So I promised a lot of people I would have the slides from my talk up by Monday, but then I got lazy. But finally, a whole 24 hours late, here they are. you want a quick overview of what the talk was about, Chris Remo recapped it pretty clearly here.
Here's some usability tips for those who aren't aware:
Download the big zip, and open and print the word document (or have it on a second monitor) then run the powerpoint in presentation mode (or have it on your main monitor), then - every time you see a bold word in the text of the word doc, you advance the slides. This will keep all the slides and text in synch and give you the full effect of the presentation.
Just reading the presentation alone will be confusing without the slides, and the slides themselves will be totally meaningless without the text - it's really the synchronization of the two that you need if you hope to follow it.
Also - for reference, you might want the following:
My GDC 2006 Intentionality talk is here.
Harvey Smith's Orthogonal Unit Differentiation talk is here.
Harvey Smith and Randy Smith's talk on emergent gameplay design is here.
Thanks - obviously - to Harvey and Randy for continuing to host the slides and making all this great stuff available for freeloaders like me (and hopefully now you) to cash in on.

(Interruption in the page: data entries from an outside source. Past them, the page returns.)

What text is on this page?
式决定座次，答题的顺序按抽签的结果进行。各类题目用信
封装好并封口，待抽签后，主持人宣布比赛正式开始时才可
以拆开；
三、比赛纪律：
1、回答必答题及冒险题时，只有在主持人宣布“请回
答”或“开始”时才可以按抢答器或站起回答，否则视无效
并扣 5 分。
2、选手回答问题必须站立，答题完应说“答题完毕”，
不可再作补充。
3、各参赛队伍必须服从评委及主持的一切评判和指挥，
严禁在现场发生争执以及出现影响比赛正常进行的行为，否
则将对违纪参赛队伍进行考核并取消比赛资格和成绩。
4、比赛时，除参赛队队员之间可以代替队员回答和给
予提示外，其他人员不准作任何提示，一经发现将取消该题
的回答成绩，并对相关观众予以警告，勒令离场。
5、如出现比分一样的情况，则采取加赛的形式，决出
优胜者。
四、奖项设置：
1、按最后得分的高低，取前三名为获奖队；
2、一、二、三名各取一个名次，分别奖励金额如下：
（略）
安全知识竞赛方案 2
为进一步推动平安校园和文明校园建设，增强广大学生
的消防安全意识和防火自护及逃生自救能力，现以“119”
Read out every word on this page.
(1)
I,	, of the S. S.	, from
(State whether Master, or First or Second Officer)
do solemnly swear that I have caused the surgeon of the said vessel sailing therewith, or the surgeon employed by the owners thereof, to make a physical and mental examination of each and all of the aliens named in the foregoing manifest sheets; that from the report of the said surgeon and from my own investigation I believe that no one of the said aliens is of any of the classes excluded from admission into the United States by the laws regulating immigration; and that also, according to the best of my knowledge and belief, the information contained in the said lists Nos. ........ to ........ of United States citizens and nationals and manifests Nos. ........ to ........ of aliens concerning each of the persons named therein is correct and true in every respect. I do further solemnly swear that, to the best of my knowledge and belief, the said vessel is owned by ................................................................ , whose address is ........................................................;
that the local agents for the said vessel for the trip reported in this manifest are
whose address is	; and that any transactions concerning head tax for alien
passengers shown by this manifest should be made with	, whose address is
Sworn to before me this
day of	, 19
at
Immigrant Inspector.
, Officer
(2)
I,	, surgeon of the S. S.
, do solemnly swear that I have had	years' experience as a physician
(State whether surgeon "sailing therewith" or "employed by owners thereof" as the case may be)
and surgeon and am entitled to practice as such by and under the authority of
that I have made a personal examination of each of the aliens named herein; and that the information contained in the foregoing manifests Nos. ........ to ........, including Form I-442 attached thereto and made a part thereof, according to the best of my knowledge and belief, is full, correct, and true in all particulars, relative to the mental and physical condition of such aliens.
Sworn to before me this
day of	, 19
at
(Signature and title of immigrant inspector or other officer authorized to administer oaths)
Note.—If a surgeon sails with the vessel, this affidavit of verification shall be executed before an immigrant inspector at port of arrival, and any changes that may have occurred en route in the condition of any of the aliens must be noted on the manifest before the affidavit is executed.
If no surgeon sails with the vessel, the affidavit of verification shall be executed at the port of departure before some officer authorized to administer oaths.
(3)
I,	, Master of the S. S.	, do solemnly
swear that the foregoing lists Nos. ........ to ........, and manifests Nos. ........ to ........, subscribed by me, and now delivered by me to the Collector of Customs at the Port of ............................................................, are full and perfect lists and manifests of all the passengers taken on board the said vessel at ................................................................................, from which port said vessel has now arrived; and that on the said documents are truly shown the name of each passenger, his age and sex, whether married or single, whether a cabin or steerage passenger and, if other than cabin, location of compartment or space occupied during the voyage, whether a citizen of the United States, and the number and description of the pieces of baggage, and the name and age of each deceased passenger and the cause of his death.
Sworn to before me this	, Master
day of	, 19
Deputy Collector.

One thing that occurred to me the day after your talk was that the difference between planning out everything to the nth degree and frantic improvisation is exactly the difference I feel in playing tournament chess (where each player typically gets 2+ hours to make all his moves) and blitz chess (where each player gets a total of 5 minutes). I found it interesting that one could reach both extremes of the intentionality-improvisation spectrum just by tweaking one analog variable.